How Cold Affects the Skin

Are you aware of how cold affects the skin? It causes important changes in the skin that can be prevented with proper care. Learn more.
How Cold Affects the Skin

Last update: 12 August, 2022

Cold weather causes certain changes in the skin that make it more flaky and dry during the winter months. As a result, the skin looks less radiant than normal on the face, feet, hands, and other exposed areas. There are some measures that can be taken to maintain healthy skin in cold temperatures. Keep reading to learn more about how cold affects the skin.
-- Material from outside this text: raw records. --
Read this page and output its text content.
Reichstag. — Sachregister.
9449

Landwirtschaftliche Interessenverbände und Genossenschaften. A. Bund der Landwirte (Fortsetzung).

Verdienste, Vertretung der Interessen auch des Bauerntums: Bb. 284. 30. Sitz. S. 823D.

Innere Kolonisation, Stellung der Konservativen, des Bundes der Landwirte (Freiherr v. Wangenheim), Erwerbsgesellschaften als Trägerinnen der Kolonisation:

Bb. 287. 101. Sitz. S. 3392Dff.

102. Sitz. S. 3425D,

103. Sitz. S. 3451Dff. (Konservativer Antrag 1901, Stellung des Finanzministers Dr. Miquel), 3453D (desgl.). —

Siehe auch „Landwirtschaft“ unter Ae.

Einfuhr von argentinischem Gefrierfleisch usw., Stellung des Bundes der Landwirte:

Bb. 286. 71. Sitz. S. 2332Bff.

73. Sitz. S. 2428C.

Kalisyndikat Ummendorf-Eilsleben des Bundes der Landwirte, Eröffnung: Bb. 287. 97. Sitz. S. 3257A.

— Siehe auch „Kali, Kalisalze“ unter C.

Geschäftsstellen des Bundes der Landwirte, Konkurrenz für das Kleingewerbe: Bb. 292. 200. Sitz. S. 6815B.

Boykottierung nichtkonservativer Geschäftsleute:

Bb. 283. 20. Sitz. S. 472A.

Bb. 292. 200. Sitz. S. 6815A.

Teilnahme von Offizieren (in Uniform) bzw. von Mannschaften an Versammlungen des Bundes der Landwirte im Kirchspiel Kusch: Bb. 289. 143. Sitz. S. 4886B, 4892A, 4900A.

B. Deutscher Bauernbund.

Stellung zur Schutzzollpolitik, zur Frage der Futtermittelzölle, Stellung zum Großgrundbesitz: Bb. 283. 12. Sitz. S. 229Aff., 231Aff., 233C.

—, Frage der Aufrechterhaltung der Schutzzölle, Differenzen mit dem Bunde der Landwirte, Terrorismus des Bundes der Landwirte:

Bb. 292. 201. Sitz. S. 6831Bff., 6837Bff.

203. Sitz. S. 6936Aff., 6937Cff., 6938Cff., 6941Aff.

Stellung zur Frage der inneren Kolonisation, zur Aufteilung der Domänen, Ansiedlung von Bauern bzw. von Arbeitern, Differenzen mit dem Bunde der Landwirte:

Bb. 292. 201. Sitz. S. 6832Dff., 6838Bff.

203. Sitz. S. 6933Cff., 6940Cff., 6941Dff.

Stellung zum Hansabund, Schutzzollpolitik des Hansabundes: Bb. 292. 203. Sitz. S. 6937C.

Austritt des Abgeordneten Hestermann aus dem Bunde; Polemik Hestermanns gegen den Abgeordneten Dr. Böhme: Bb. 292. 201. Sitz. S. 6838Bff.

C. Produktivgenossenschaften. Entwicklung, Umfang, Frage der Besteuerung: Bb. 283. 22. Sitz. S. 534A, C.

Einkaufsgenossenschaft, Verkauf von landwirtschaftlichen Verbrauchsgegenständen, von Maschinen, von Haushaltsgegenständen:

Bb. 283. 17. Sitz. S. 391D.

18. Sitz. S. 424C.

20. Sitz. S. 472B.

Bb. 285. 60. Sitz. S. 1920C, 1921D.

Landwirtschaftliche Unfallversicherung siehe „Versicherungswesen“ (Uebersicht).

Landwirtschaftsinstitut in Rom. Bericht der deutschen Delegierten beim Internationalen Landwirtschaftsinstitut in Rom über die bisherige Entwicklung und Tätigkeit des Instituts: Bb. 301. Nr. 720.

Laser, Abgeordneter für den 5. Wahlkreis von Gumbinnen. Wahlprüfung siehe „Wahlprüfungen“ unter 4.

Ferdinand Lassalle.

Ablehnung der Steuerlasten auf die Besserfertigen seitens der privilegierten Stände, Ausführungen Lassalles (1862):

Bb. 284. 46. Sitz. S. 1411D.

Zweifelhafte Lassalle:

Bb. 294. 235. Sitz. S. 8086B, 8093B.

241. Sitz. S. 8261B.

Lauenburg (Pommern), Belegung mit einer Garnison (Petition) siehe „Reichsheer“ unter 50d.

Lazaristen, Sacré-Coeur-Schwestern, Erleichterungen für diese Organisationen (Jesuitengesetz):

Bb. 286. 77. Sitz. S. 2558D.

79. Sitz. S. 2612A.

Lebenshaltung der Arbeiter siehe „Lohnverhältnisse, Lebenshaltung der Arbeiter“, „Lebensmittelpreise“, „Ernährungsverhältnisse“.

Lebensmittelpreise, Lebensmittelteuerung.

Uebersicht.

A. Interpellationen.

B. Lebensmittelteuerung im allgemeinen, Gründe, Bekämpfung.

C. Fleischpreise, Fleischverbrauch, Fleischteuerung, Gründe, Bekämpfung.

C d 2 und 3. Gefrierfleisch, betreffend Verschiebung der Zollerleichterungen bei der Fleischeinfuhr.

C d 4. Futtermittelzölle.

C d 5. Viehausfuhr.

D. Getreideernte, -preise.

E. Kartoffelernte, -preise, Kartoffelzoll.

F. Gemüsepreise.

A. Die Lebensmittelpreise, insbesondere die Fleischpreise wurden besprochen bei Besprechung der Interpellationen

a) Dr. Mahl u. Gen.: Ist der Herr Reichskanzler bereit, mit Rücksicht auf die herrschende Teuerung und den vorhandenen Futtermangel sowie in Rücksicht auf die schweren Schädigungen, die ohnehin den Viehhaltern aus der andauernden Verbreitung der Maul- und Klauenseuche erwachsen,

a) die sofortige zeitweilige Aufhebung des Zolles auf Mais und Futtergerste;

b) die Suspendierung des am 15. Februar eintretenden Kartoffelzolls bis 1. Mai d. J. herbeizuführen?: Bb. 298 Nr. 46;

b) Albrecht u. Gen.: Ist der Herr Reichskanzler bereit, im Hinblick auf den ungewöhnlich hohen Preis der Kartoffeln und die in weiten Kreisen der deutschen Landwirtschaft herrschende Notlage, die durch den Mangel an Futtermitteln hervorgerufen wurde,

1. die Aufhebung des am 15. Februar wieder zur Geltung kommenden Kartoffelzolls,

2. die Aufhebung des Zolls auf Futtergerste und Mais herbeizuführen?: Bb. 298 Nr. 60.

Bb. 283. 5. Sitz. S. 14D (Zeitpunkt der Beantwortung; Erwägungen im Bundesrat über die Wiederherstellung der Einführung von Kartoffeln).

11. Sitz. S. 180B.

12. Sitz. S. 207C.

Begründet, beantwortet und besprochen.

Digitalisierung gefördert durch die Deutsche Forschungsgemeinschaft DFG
Learn how cold affects the skin: Appearance

Dry indoor heat, cold air, strong winter winds, and reduced humidity levels contribute to the removal of moisture from the skin surface. For this reason, cold temperatures can cause dry skin, along with some of the following common signs and symptoms:

  • Redness
  • Slight flaking
  • Rough texture
  • Irritation or cracking of the skin surface
  • Itching

The symptoms of xerosis – dry skin – can vary according to the severity present. It can even manifest itself in different ways with respect to the area of the body it affects.

In these conditions, products that normally feel good on the skin can act as irritants. In addition, bathing with hot water to counteract the cold can remove the skin’s natural oils faster than with warm water.

Raynaud’s phenomenon

In response to low temperatures, the body adapts and limits blood flow to the skin. In other words, it acts as a thermoregulatory mechanism to maintain core body temperature and prevent heat loss from the body. In turn, Raynaud’s syndrome usually affects the distal areas of the fingers, which appear cold and with a demarcation of “white” regions. The thumb is usually not affected.

A woman with pale fingertips due to Raynaud's syndrome.
Raynaud’s syndrome is a condition that can occur in cold temperatures. Vascular spasms block blood flow to the fingers, ears, or nose.

Chilblains

Chilblains are itchy, red, demarcated spots that may appear after a cold. They usually occur on the toes and fingers and tend to disappear on their own.

They can develop because of an abnormal blood circulation response, most often in women, underweight people, and those with Raynaud’s phenomenon.

Cold urticaria

Cold urticaria is a type of chronic urticaria characterized by itchy hives, angioedema, or both. Although symptoms usually affect the exposed area, generalized rashes and systemic symptoms are sometimes evident. In addition, it’s most often suffered by young adults and women seem to be affected more frequently.

The role of humidifiers for skin

Humidifiers help to restore moisture to the environment, which can be helpful when the heating is turned on in the cold winter months. In other words, they act as a natural moisturizing agent by relieving and preventing dryness of the skin surface.

According to a Harvard Health Publishing publication, the most recommended setting for humidifiers is 60% in the cold winter months to replenish moisture in the surface layer of the skin.

Measures to prevent the effects of cold on the skin

Dry skin caused by cold weather may be unavoidable. However, some modifications to skin care habits can help keep skin smooth, soft, and radiant.

Moisturize after washing

After bathing or washing hands and face, the layer of natural oils on the surface of the skin is removed. These oils help to retain the skin’s own moisture, so it’s important to replace them.

To do this, after washing, it’s best to apply emollient cream, especially in the colder months. Creams with a high content of vitamin E, essential ceramides, hyaluronic acid, or vitamin A are ideal.

A woman touching her face.
Emollient creams or sunscreen – even in cold weather – are important to protect the skin and keep it moisturized.

Apply sunscreen every day

Even in the winter, sunscreen is recommended in the daily routine, as ultraviolet light can add negative effects to the skin’s moisture.

Therefore, after applying moisturizer in the morning, sunscreen can be used to keep the skin hydrated and healthy. The American Academy of Dermatology Association recommends sunscreens that are water-resistant, broad spectrum, and with SPF greater than 30.

Implement treatments at night

To revitalize or prevent skin dryness caused by the cold, night treatments are an excellent option. Creams are effective at hydrating and replenishing oils and moisture. Because they’re so thick, the skin takes time to absorb them.

In addition, the skin’s protective and moisturizing barrier must be healthy in order to respond effectively to toners, serums, creams, and other types of cosmetic products.

Cold weather and preventable skin changes

In conclusion, during cold weather, it’s common to have flaky, dry skin; not only on the face, but also on the feet, hands, and exposed areas. The key to keeping skin healthy and functional is to moisturize it frequently with the right products. Even hot water, scrubs, and some skin care treatments should be used with caution. Now that you know how cold affects the skin, make sure you practice proper care.